Pour les fans de Collins, Ma duchesse est en quelque sorte une révélation. Alors que Simpson décline, l’actrice apparaît frêle, diminuée, dépouillée de son équilibre et de son maquillage. Terriblement exposé.
« Joan a cette combinaison que je n’ai jamais vue auparavant », explique Rossellini. « Elle est belle, a une grande beauté, un grand glamour, mais absolument aucune vanité. »
« Non, je ne suis pas vaniteux. Je n’ai jamais été vaniteux », reconnaît Collins. « Je répondrai à la porte en short sans maquillage. Je m’en fiche. »

Joan Collins dans le rôle de Wallis Simpson dans « Ma Duchesse »
Avec l’aimable autorisation de Embankment Films
Ce manque de vanité devient la plus grande arme de Ma duchesse. La vue de Collins – l’une des figures glamour du cinéma et de la télévision d’après-guerre – alors qu’elle se flétrit physiquement à l’écran est quelque chose que nous n’avons jamais vu auparavant.

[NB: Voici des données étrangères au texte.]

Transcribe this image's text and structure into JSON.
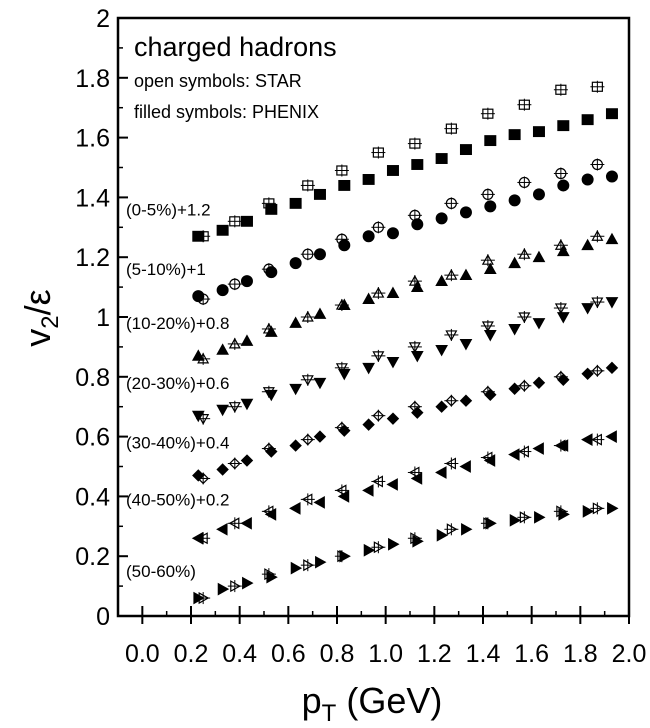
{
  "chart_data": {
    "type": "scatter",
    "title": "",
    "annotations": {
      "heading": "charged hadrons",
      "open_note": "open symbols: STAR",
      "filled_note": "filled symbols: PHENIX"
    },
    "xlabel_main": "p",
    "xlabel_sub": "T",
    "xlabel_rest": " (GeV)",
    "ylabel_main": "v",
    "ylabel_sub": "2",
    "ylabel_rest": "/ε",
    "xlim": [
      -0.1,
      2.0
    ],
    "ylim": [
      0,
      2
    ],
    "xticks": [
      "0.0",
      "0.2",
      "0.4",
      "0.6",
      "0.8",
      "1.0",
      "1.2",
      "1.4",
      "1.6",
      "1.8",
      "2.0"
    ],
    "xtick_values": [
      0.0,
      0.2,
      0.4,
      0.6,
      0.8,
      1.0,
      1.2,
      1.4,
      1.6,
      1.8,
      2.0
    ],
    "yticks": [
      "0",
      "0.2",
      "0.4",
      "0.6",
      "0.8",
      "1",
      "1.2",
      "1.4",
      "1.6",
      "1.8",
      "2"
    ],
    "ytick_values": [
      0,
      0.2,
      0.4,
      0.6,
      0.8,
      1,
      1.2,
      1.4,
      1.6,
      1.8,
      2
    ],
    "series": [
      {
        "name": "(0-5%)+1.2",
        "marker": "square",
        "label_y": 1.36,
        "phenix": {
          "x": [
            0.23,
            0.33,
            0.43,
            0.53,
            0.63,
            0.73,
            0.83,
            0.93,
            1.03,
            1.13,
            1.23,
            1.33,
            1.43,
            1.53,
            1.63,
            1.73,
            1.83,
            1.93
          ],
          "y": [
            1.27,
            1.29,
            1.32,
            1.36,
            1.38,
            1.41,
            1.44,
            1.46,
            1.49,
            1.51,
            1.53,
            1.56,
            1.59,
            1.61,
            1.62,
            1.64,
            1.66,
            1.68
          ]
        },
        "star": {
          "x": [
            0.25,
            0.38,
            0.52,
            0.68,
            0.82,
            0.97,
            1.12,
            1.27,
            1.42,
            1.57,
            1.72,
            1.87
          ],
          "y": [
            1.27,
            1.32,
            1.38,
            1.44,
            1.49,
            1.55,
            1.58,
            1.63,
            1.68,
            1.71,
            1.76,
            1.77
          ]
        }
      },
      {
        "name": "(5-10%)+1",
        "marker": "circle",
        "label_y": 1.16,
        "phenix": {
          "x": [
            0.23,
            0.33,
            0.43,
            0.53,
            0.63,
            0.73,
            0.83,
            0.93,
            1.03,
            1.13,
            1.23,
            1.33,
            1.43,
            1.53,
            1.63,
            1.73,
            1.83,
            1.93
          ],
          "y": [
            1.07,
            1.09,
            1.12,
            1.15,
            1.18,
            1.21,
            1.24,
            1.27,
            1.28,
            1.31,
            1.33,
            1.35,
            1.37,
            1.39,
            1.41,
            1.44,
            1.46,
            1.47
          ]
        },
        "star": {
          "x": [
            0.25,
            0.38,
            0.52,
            0.68,
            0.82,
            0.97,
            1.12,
            1.27,
            1.42,
            1.57,
            1.72,
            1.87
          ],
          "y": [
            1.06,
            1.11,
            1.16,
            1.21,
            1.26,
            1.3,
            1.34,
            1.38,
            1.41,
            1.45,
            1.48,
            1.51
          ]
        }
      },
      {
        "name": "(10-20%)+0.8",
        "marker": "triangle-up",
        "label_y": 0.98,
        "phenix": {
          "x": [
            0.23,
            0.33,
            0.43,
            0.53,
            0.63,
            0.73,
            0.83,
            0.93,
            1.03,
            1.13,
            1.23,
            1.33,
            1.43,
            1.53,
            1.63,
            1.73,
            1.83,
            1.93
          ],
          "y": [
            0.87,
            0.89,
            0.92,
            0.95,
            0.98,
            1.01,
            1.04,
            1.06,
            1.08,
            1.1,
            1.12,
            1.14,
            1.16,
            1.18,
            1.2,
            1.22,
            1.24,
            1.26
          ]
        },
        "star": {
          "x": [
            0.25,
            0.38,
            0.52,
            0.68,
            0.82,
            0.97,
            1.12,
            1.27,
            1.42,
            1.57,
            1.72,
            1.87
          ],
          "y": [
            0.86,
            0.91,
            0.96,
            1.0,
            1.04,
            1.08,
            1.12,
            1.14,
            1.19,
            1.21,
            1.24,
            1.27
          ]
        }
      },
      {
        "name": "(20-30%)+0.6",
        "marker": "triangle-down",
        "label_y": 0.78,
        "phenix": {
          "x": [
            0.23,
            0.33,
            0.43,
            0.53,
            0.63,
            0.73,
            0.83,
            0.93,
            1.03,
            1.13,
            1.23,
            1.33,
            1.43,
            1.53,
            1.63,
            1.73,
            1.83,
            1.93
          ],
          "y": [
            0.67,
            0.69,
            0.71,
            0.74,
            0.76,
            0.78,
            0.81,
            0.83,
            0.85,
            0.87,
            0.89,
            0.91,
            0.94,
            0.96,
            0.98,
            1.0,
            1.03,
            1.05
          ]
        },
        "star": {
          "x": [
            0.25,
            0.38,
            0.52,
            0.68,
            0.82,
            0.97,
            1.12,
            1.27,
            1.42,
            1.57,
            1.72,
            1.87
          ],
          "y": [
            0.66,
            0.7,
            0.75,
            0.79,
            0.83,
            0.87,
            0.9,
            0.94,
            0.97,
            1.0,
            1.03,
            1.05
          ]
        }
      },
      {
        "name": "(30-40%)+0.4",
        "marker": "diamond",
        "label_y": 0.58,
        "phenix": {
          "x": [
            0.23,
            0.33,
            0.43,
            0.53,
            0.63,
            0.73,
            0.83,
            0.93,
            1.03,
            1.13,
            1.23,
            1.33,
            1.43,
            1.53,
            1.63,
            1.73,
            1.83,
            1.93
          ],
          "y": [
            0.47,
            0.49,
            0.52,
            0.55,
            0.57,
            0.6,
            0.62,
            0.64,
            0.66,
            0.68,
            0.7,
            0.72,
            0.74,
            0.76,
            0.78,
            0.79,
            0.81,
            0.83
          ]
        },
        "star": {
          "x": [
            0.25,
            0.38,
            0.52,
            0.68,
            0.82,
            0.97,
            1.12,
            1.27,
            1.42,
            1.57,
            1.72,
            1.87
          ],
          "y": [
            0.46,
            0.51,
            0.56,
            0.59,
            0.63,
            0.67,
            0.7,
            0.72,
            0.75,
            0.77,
            0.8,
            0.82
          ]
        }
      },
      {
        "name": "(40-50%)+0.2",
        "marker": "triangle-left",
        "label_y": 0.39,
        "phenix": {
          "x": [
            0.23,
            0.33,
            0.43,
            0.53,
            0.63,
            0.73,
            0.83,
            0.93,
            1.03,
            1.13,
            1.23,
            1.33,
            1.43,
            1.53,
            1.63,
            1.73,
            1.83,
            1.93
          ],
          "y": [
            0.26,
            0.29,
            0.31,
            0.34,
            0.36,
            0.38,
            0.4,
            0.42,
            0.44,
            0.46,
            0.48,
            0.5,
            0.52,
            0.54,
            0.56,
            0.57,
            0.59,
            0.6
          ]
        },
        "star": {
          "x": [
            0.25,
            0.38,
            0.52,
            0.68,
            0.82,
            0.97,
            1.12,
            1.27,
            1.42,
            1.57,
            1.72,
            1.87
          ],
          "y": [
            0.26,
            0.31,
            0.35,
            0.39,
            0.42,
            0.45,
            0.48,
            0.51,
            0.53,
            0.55,
            0.57,
            0.59
          ]
        }
      },
      {
        "name": "(50-60%)",
        "marker": "triangle-right",
        "label_y": 0.15,
        "phenix": {
          "x": [
            0.23,
            0.33,
            0.43,
            0.53,
            0.63,
            0.73,
            0.83,
            0.93,
            1.03,
            1.13,
            1.23,
            1.33,
            1.43,
            1.53,
            1.63,
            1.73,
            1.83,
            1.93
          ],
          "y": [
            0.06,
            0.09,
            0.11,
            0.13,
            0.16,
            0.18,
            0.2,
            0.22,
            0.24,
            0.25,
            0.27,
            0.29,
            0.31,
            0.32,
            0.33,
            0.34,
            0.35,
            0.36
          ]
        },
        "star": {
          "x": [
            0.25,
            0.38,
            0.52,
            0.68,
            0.82,
            0.97,
            1.12,
            1.27,
            1.42,
            1.57,
            1.72,
            1.87
          ],
          "y": [
            0.06,
            0.1,
            0.14,
            0.17,
            0.2,
            0.23,
            0.26,
            0.29,
            0.31,
            0.33,
            0.35,
            0.36
          ]
        }
      }
    ]
  }
}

Mais il y a, comme le dit Rossellini, un « moment de Joan Collins » dans le film : lorsque la duchesse finit par craquer et s’en prendre à Blum.
« Je prononce le mot F une fois dans le film, dans cette scène », déclare Collins avec un plaisir évident. « Pendant que je le faisais, je pensais : ‘Je viens de dire à la fille d’Ingrid Bergman de f-off !’ »

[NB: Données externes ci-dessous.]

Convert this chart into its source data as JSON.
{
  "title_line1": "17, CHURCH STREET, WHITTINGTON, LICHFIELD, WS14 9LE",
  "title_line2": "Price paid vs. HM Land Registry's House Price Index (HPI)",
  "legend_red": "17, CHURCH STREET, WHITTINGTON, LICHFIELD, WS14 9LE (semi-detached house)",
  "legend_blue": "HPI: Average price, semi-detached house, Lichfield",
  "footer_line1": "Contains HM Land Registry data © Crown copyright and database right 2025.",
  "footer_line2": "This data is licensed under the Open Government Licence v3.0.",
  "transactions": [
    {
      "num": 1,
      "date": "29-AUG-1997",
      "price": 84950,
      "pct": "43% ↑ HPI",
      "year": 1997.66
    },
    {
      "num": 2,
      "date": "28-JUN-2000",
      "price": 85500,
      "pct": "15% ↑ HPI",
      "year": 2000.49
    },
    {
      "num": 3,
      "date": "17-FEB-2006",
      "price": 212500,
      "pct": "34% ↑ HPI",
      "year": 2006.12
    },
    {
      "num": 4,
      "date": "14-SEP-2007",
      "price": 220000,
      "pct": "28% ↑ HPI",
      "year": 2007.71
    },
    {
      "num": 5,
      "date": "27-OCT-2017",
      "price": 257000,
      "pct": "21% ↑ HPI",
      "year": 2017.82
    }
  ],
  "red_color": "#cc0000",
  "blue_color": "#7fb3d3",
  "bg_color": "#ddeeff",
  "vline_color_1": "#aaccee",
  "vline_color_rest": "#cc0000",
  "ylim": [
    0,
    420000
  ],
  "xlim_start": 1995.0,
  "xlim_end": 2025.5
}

Malgré la noirceur du matériau, il existe une légèreté indéniable entre les deux actrices, peut-être parce qu’elles ont toutes deux passé des décennies à naviguer dans l’étrange collision entre l’image de célébrité et l’ambition artistique. Et tous deux ont également réussi à s’adapter aux périodes où l’on était loin des projecteurs. Dans une industrie qui considère souvent les femmes comme jetables, elles sont de véritables survivantes.
« J’ai commencé à travailler dans cette entreprise à l’âge de 17 ans et mon père m’a dit : « Si tu as de la chance, tu peux travailler jusqu’à 27 ans » », explique Collins. Soixante-quinze ans plus tard, elle note qu’elle a probablement « eu la plus longue carrière de tous les temps dans le show business. Je suis certainement la plus ancienne en activité ».
Elle dit que le secret de la longévité de carrière, tant pour elle que pour Rossellini, était étonnamment simple.
« Nous avions de bonnes familles. Nous n’avons jamais eu de problèmes d’alcool ou de drogue. Et nous avons toujours voulu travailler. »
La femme qui a passé des décennies à jouer des monstres glamour incarne désormais une victime lentement effacée du monde. À la fin de Ma duchessedépouillé de maquillage, de bijoux et d’image, il ne reste presque plus rien de ce que le public de Joan Collins croit connaître. À 92 ans, après plus de sept décennies à l’écran, Dame Collins a peut-être enfin trouvé le rôle qui détruit le mythe qu’elle a passé sa vie à créer.